The following two examples show how GAs can be used to solve simple problems. The sole purpose of them is to showcase a potential of application of evolutionary algorithms to financial problems. Problems are simple conceptually and will help the reader to gain intuition about the inner workings of these algorithms and fast-start on applying them to relevant problems.
This algorithm is attempting to find the best momentum based strategy by generating a random population of strategies, testing them for a fixed period of time and evolving by following the general rules of natural selection and performing three genetic operators outlined before. (Python implementation).
In another example – by TheRTrader - the algorithm is trying to maximise Sharpe ratio for a particular traded equity by optimising the four parameters based on long term and short term moving averages and Relative Strength Index (RSI). (R implementation)
Parallel Genetic Algorithms
Genetic Algorithms are far less well known than traditional Neural Networks (especially ‘Deep Learning’) and whilsts ANNs have their use we still believe that there is a place for GAs in the computational finance landscape. The main advantage of this is that our fitness function can be computationally expensive which can make running genetic algorithms slow, but by running them concurrently we can reduce the overall runtime (even if the CPU time increases).
There are a few ways that a GA could be parallelised, the most obvious of which would be to ‘divide and conquer’ – in this method, given an original population of 10 potential results, would split them evenly across your unit of concurrency (threads or processes).

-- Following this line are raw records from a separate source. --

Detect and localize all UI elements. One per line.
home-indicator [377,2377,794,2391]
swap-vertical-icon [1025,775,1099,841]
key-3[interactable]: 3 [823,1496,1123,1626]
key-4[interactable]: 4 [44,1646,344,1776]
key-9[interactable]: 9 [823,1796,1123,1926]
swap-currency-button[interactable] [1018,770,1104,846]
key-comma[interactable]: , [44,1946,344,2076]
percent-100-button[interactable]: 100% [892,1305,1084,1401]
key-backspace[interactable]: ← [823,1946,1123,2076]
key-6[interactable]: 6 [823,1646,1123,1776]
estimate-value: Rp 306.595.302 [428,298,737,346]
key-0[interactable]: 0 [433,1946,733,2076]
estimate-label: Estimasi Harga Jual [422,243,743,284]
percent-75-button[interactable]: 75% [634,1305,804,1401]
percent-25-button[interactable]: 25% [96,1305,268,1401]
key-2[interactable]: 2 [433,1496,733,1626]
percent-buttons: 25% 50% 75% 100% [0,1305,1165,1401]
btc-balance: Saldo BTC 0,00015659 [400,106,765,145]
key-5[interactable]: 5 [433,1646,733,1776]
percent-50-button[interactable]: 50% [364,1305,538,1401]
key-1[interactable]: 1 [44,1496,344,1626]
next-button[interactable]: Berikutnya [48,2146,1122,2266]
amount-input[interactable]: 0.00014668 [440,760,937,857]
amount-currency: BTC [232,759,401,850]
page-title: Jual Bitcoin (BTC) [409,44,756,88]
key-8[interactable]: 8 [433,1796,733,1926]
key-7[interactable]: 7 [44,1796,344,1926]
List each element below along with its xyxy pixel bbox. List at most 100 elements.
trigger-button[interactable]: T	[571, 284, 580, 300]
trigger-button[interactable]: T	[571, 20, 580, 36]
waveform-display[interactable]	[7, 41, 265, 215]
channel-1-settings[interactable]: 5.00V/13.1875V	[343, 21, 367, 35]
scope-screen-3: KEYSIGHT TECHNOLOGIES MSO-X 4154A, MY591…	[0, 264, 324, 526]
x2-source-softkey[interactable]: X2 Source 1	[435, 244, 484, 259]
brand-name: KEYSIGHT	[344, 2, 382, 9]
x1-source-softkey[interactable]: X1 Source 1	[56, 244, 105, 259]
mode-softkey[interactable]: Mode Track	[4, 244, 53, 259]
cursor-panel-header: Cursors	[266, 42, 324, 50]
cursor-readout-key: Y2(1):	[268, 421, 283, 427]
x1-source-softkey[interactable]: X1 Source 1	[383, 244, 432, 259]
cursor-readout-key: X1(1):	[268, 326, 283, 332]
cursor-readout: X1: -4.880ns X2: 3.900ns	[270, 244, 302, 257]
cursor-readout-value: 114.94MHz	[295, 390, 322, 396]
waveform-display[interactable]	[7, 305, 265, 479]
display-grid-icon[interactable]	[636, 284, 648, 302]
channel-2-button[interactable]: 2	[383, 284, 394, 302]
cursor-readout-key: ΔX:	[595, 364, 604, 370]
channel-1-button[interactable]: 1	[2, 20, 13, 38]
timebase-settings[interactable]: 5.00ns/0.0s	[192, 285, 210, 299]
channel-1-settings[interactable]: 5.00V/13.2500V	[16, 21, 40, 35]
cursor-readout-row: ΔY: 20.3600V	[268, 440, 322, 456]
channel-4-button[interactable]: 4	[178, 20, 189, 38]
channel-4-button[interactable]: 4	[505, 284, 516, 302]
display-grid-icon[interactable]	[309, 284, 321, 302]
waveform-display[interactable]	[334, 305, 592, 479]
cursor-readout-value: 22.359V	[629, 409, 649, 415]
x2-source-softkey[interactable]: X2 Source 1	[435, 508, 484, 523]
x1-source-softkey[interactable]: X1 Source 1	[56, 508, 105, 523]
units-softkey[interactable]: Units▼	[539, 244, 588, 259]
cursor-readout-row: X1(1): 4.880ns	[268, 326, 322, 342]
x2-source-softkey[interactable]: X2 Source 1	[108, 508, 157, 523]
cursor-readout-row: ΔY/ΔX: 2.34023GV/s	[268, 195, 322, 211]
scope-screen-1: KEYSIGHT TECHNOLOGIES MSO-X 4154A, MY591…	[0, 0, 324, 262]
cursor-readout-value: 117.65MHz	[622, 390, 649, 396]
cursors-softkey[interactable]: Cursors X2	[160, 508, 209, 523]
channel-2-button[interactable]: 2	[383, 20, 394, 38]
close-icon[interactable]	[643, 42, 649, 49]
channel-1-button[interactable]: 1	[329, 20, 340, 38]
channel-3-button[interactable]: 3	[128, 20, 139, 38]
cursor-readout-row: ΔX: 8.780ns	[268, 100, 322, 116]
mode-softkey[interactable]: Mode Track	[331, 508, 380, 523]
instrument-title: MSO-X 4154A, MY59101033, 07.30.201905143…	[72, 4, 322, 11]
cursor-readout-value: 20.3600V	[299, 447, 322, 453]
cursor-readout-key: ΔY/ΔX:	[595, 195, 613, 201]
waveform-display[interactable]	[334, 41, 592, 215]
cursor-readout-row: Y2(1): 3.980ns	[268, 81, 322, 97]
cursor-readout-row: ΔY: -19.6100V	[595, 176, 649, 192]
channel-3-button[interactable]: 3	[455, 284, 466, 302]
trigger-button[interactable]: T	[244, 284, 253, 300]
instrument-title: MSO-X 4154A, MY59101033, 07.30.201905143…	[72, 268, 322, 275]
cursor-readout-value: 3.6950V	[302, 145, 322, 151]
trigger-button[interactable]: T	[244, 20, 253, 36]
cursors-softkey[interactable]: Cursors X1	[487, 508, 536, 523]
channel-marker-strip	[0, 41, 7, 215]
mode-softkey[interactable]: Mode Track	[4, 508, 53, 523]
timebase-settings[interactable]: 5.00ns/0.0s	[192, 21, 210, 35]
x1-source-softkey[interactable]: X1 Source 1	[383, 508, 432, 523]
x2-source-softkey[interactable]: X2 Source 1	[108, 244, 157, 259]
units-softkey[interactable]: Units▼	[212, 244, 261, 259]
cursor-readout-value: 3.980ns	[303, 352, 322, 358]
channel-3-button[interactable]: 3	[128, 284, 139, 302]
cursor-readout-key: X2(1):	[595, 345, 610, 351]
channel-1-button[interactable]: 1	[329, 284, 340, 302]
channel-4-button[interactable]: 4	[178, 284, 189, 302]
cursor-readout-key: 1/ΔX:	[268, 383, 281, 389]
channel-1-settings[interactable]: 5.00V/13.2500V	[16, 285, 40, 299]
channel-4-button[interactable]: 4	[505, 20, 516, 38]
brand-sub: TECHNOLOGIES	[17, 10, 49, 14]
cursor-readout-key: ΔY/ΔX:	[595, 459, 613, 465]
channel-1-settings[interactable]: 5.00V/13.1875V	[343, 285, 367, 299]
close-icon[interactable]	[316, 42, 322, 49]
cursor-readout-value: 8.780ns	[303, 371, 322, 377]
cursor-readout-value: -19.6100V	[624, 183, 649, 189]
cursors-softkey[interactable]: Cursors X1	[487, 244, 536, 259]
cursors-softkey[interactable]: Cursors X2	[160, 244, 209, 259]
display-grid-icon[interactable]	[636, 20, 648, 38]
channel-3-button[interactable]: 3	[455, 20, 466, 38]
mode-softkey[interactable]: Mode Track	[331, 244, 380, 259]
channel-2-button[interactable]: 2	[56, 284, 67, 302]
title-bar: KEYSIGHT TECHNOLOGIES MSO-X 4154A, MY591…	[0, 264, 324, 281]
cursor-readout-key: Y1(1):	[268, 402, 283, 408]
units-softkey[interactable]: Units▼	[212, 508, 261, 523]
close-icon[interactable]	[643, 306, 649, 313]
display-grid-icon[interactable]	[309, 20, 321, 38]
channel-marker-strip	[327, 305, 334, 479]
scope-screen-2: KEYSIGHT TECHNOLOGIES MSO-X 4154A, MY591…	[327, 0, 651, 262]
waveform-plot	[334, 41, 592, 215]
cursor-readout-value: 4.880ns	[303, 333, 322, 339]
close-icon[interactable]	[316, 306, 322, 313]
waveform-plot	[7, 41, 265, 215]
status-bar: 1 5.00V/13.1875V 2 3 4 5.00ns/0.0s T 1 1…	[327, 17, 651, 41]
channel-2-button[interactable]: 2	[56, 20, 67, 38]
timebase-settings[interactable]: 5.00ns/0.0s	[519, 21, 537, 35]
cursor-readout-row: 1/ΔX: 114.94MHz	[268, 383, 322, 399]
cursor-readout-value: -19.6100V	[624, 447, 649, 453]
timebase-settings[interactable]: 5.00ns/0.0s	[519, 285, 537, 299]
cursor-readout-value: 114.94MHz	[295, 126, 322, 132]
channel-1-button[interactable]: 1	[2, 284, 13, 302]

This is a particularly nice method of implementing parallelisation because it allows us to operate on very large original values and it allows us to use more complex fitness functions. The downside is the same as it is for evolution in reality: the gene pool is smaller and weaker genes in one pool can survive to the end because that pool had weaker original values, this means when we perform our final crossover we could be left with a weaker than optimal solution.
A large drawback of GAs is that they are not guaranteed to find the global maxima (or minima) this means that we might not be left with the optimal solution to our problem which someone else may be able to find with their GA.
In addition to this it can be challenging to decide on a good fitness function and having a weak function (as shown in our example) can lead to poor results overpowering the population which will prevent us from moving from a local maxima/minima to our global maxima/minima.
And finally ANNs excel at many problems in the financial landscape and their use has to not be overlooked just because we believe GAs deserve some love too.